Rated: T - French - Tragedy/Mystery - Reviews: 17 - Updated: 05-12-09 - Published: 06-19-08 - id:4335290

Voilà comme l’indécise que je suis a changé son mode de narration, une fois de plus.
Il se peut que je prenne le temps de réécrire les anciens chapitres, c’est vrai que ça ne fait pas très joli, enfin peut-être qu’il y en a qui aiment puisqu’ils en sont déjà à lire ce chapitre. XD

Je tiens également à ajouté que j'ai mis un lien sur le profile vers un dessin de Jill (pour ceux qui ont du mal à se l’imaginer).
Merci pour votre fidélité et bonne lecture.

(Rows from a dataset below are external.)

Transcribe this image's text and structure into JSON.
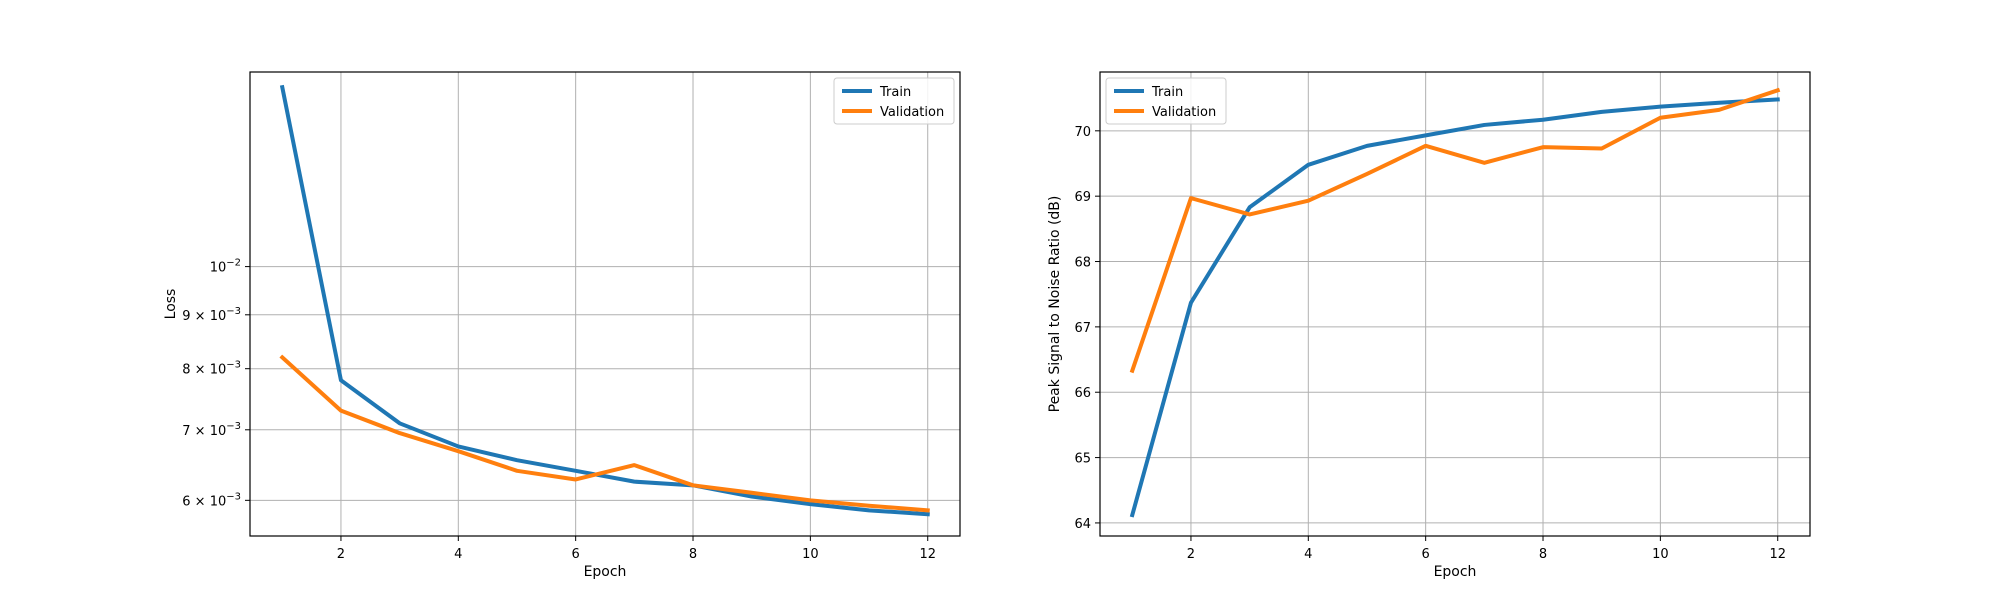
{
  "chart_data": [
    {
      "type": "line",
      "xlabel": "Epoch",
      "ylabel": "Loss",
      "yscale": "log",
      "xlim": [
        0.45,
        12.55
      ],
      "ylim": [
        0.00555,
        0.0153
      ],
      "xticks": [
        2,
        4,
        6,
        8,
        10,
        12
      ],
      "xtick_labels": [
        "2",
        "4",
        "6",
        "8",
        "10",
        "12"
      ],
      "yticks": [
        {
          "value": 0.01,
          "mantissa": "",
          "base": "10",
          "exponent": "−2"
        },
        {
          "value": 0.009,
          "mantissa": "9 × ",
          "base": "10",
          "exponent": "−3"
        },
        {
          "value": 0.008,
          "mantissa": "8 × ",
          "base": "10",
          "exponent": "−3"
        },
        {
          "value": 0.007,
          "mantissa": "7 × ",
          "base": "10",
          "exponent": "−3"
        },
        {
          "value": 0.006,
          "mantissa": "6 × ",
          "base": "10",
          "exponent": "−3"
        }
      ],
      "grid": true,
      "legend": "top-right",
      "x": [
        1,
        2,
        3,
        4,
        5,
        6,
        7,
        8,
        9,
        10,
        11,
        12
      ],
      "series": [
        {
          "name": "Train",
          "color": "#1f77b4",
          "values": [
            0.0148,
            0.0078,
            0.0071,
            0.00675,
            0.00655,
            0.0064,
            0.00625,
            0.0062,
            0.00605,
            0.00595,
            0.00587,
            0.00582
          ]
        },
        {
          "name": "Validation",
          "color": "#ff7f0e",
          "values": [
            0.0082,
            0.0073,
            0.00695,
            0.00668,
            0.0064,
            0.00628,
            0.00648,
            0.0062,
            0.0061,
            0.006,
            0.00593,
            0.00587
          ]
        }
      ]
    },
    {
      "type": "line",
      "xlabel": "Epoch",
      "ylabel": "Peak Signal to Noise Ratio (dB)",
      "yscale": "linear",
      "xlim": [
        0.45,
        12.55
      ],
      "ylim": [
        63.8,
        70.9
      ],
      "xticks": [
        2,
        4,
        6,
        8,
        10,
        12
      ],
      "xtick_labels": [
        "2",
        "4",
        "6",
        "8",
        "10",
        "12"
      ],
      "yticks": [
        {
          "value": 64,
          "label": "64"
        },
        {
          "value": 65,
          "label": "65"
        },
        {
          "value": 66,
          "label": "66"
        },
        {
          "value": 67,
          "label": "67"
        },
        {
          "value": 68,
          "label": "68"
        },
        {
          "value": 69,
          "label": "69"
        },
        {
          "value": 70,
          "label": "70"
        }
      ],
      "grid": true,
      "legend": "top-left",
      "x": [
        1,
        2,
        3,
        4,
        5,
        6,
        7,
        8,
        9,
        10,
        11,
        12
      ],
      "series": [
        {
          "name": "Train",
          "color": "#1f77b4",
          "values": [
            64.12,
            67.37,
            68.83,
            69.48,
            69.77,
            69.93,
            70.09,
            70.17,
            70.29,
            70.37,
            70.43,
            70.48
          ]
        },
        {
          "name": "Validation",
          "color": "#ff7f0e",
          "values": [
            66.33,
            68.97,
            68.72,
            68.93,
            69.34,
            69.77,
            69.51,
            69.75,
            69.73,
            70.2,
            70.32,
            70.62
          ]
        }
      ]
    }
  ]
}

Chapitre 9, L’enfant damnée.

- Désolé de te couper la parole mais je ne veux plus rien entendre pour le moment.

A bout, le visage assombri et les poings serrés, Edward était assis sur le lit à côté de la chimère. Il n’avait qu’une envie, celle de frapper, frapper Envy, frapper les militaires, se frapper lui-même, même les défunts parents de Jill.
Jill qui était plutôt sereine malgré tout ce qu’elle venait de lui raconter, se pencha vers lui.

- Je comprends. C’est toujours dur de m’écouter jusqu’à la fin sans perdre patience.
- Désolé.
- Non, merci beaucoup.
- Merci ?
- Je me suis bien amusée à ce jeu du chat et la souris, on recommence ?
- Q-quoi ? Mais tu as quel âge ?!
- Biiin 17 ans, désolée, j’aime bien m’amuser quand je croise quelqu’un qui a environ mon âge…A croire que j’ai une part de chien en moi.
- Peut-être…

Le blond repensait à la petite Nina aussi injustement changée en chimère puis tuée. Puis il « revint » dans le présent et se mit à s’inquiéter du futur de Jill.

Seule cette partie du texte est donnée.